MINNEAPOLIS — You can call it a game changer in the world of college sports with the NCAA approving an interim policy allowing student athletes to profit from their names, images, and likeness or NIL.
Giving athletes like Terrance Kamara, a former Minneapolis North football player and current running back for the University of Northern Iowa an opportunity to shine both on and off the field.
"Oh yeah its definitely our time," said Kamara.
This all comes as governors in more than a dozen states have signed NIL laws allowing players to be compensated, equalizing opportunities for both men's and women's sports.
"In many cases it will be an athlete that has no opportunity to go make money as a pro," explained Michael McCann, Sportico Legal Analyst & Senior Sports Legal Reporter. He went on to say, "they may not play football, they may not play basketball, they might be swimmers, they might be volleyball players, this is their chance.”

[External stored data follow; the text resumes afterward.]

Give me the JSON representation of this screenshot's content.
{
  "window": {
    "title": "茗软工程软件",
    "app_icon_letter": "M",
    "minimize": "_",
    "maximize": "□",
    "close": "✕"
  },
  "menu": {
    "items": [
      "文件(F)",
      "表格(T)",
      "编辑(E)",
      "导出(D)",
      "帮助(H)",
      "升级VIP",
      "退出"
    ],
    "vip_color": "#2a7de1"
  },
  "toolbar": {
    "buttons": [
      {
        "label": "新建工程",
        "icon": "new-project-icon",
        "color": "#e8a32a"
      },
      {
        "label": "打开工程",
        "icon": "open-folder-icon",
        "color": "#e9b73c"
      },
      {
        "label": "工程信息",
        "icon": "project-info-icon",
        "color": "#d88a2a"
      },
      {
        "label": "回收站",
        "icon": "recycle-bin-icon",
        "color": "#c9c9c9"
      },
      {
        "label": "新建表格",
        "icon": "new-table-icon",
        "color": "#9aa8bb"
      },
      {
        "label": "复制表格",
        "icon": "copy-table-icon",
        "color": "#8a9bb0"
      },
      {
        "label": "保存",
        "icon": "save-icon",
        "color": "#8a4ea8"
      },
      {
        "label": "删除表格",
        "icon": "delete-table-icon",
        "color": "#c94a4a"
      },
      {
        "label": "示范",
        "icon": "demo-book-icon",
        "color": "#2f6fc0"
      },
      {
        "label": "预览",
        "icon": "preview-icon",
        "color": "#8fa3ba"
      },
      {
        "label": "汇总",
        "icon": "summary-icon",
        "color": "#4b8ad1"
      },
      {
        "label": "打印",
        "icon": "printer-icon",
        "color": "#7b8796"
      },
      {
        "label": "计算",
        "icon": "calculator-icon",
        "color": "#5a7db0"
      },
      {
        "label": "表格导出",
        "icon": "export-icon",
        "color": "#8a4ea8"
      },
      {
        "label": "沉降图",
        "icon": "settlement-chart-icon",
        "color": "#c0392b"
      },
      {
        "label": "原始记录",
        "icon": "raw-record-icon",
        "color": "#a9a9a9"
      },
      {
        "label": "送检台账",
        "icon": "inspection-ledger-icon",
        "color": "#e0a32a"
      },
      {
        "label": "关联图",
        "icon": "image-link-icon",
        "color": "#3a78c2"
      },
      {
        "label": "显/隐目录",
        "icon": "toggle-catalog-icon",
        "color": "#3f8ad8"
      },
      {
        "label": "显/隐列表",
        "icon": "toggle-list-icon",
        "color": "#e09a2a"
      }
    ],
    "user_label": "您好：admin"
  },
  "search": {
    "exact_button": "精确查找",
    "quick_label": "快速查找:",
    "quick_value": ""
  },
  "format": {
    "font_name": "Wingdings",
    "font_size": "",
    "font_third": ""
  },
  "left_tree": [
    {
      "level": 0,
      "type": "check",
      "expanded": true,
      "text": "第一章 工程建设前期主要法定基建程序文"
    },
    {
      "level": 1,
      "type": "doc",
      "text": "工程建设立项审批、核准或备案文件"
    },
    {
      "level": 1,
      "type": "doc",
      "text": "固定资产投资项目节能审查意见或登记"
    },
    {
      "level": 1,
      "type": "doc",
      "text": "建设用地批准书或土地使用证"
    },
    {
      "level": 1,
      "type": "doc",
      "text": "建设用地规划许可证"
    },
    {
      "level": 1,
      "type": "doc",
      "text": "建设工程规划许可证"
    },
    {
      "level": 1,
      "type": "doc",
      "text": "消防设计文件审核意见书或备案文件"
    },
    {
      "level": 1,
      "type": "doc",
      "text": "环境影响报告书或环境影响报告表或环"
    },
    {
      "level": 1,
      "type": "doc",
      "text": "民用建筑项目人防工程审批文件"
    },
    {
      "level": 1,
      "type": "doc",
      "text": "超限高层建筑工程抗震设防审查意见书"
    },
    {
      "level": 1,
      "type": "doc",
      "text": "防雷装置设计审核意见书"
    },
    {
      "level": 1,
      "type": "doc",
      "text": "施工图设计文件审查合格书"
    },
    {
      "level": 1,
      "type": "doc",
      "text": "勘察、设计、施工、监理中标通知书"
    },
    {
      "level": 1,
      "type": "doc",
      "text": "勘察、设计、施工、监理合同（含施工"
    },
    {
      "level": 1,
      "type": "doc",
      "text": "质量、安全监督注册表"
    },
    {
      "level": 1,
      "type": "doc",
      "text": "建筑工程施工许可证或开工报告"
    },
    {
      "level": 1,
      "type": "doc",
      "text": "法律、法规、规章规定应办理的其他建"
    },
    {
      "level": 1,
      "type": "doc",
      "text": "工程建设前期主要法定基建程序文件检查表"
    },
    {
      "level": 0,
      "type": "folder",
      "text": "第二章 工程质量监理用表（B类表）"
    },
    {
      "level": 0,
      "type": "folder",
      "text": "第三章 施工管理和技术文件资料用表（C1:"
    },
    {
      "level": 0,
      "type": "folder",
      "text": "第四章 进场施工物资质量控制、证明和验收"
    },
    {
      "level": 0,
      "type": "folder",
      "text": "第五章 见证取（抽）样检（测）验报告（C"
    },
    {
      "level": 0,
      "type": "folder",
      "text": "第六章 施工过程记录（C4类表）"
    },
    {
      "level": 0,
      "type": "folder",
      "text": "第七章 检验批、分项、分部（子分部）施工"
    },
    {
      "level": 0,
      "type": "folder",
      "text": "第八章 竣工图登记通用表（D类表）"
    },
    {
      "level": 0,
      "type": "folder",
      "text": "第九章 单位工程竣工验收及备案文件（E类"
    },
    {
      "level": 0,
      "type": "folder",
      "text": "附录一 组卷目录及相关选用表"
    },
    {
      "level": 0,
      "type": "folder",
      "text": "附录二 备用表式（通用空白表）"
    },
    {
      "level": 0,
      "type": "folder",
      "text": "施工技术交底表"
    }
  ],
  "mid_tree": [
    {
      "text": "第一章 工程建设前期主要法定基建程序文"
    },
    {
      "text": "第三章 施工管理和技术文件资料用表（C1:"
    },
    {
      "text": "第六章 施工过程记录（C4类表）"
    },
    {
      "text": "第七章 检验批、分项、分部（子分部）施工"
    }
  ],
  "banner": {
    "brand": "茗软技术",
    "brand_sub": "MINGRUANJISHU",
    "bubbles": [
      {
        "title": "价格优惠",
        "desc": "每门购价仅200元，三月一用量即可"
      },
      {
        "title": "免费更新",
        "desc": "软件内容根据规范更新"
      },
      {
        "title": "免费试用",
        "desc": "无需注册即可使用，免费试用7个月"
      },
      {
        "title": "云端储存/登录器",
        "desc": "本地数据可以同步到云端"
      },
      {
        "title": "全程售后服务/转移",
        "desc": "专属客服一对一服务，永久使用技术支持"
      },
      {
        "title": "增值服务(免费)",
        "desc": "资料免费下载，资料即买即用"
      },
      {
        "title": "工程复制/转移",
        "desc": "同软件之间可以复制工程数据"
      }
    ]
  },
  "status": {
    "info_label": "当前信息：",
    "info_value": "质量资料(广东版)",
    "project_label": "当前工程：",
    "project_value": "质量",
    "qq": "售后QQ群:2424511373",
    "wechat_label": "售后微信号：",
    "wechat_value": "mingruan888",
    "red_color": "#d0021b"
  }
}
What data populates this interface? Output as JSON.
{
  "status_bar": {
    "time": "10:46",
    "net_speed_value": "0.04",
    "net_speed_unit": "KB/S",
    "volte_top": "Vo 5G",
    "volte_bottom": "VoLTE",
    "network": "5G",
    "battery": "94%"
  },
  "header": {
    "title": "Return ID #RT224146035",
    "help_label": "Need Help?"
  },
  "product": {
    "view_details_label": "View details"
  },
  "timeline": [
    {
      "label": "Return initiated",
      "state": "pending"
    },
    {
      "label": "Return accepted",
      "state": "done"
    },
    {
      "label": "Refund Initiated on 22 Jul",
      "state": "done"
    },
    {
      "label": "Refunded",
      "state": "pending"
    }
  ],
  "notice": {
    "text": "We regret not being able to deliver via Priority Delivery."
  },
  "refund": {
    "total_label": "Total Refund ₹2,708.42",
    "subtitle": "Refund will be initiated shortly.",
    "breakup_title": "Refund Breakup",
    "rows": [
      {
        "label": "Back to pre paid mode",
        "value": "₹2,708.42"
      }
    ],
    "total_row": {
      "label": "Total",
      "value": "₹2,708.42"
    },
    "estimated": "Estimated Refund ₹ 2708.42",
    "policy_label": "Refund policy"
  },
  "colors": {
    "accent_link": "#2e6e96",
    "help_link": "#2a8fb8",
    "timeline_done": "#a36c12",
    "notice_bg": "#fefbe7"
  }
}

Just last week the supreme court voted unanimously to uphold a ruling prohibiting the NCAA from blocking educational benefits like paid internships for athletes.
The new NIL rule is an answer to prayer for players like Kamara who’ve had to turn down endorsement offers in the past.
"Us athletes I feel like we do so much for our universities, we’re bringing in all this money, every time we get out on the field we’re bringing more money into our university, I feel like its just about time that we get paid for that," said Kamara.
Former Minnehaha Academy guard and Tennessee State recruit Hercy Miller announced a $2 million endorsement deal with a Los Angeles-based company called Web Apps America. The company founder said the deal came together after NCAA rules changed.
In states which don't have NIL laws in place like Minnesota, the NCAA is leaving it up to the schools to develop their own policies.
Meantime, the NCAA is also working with congress to create a permanent policy that would protect athletes in those states.
NIL laws have been introduced in Minnesota under HB3329.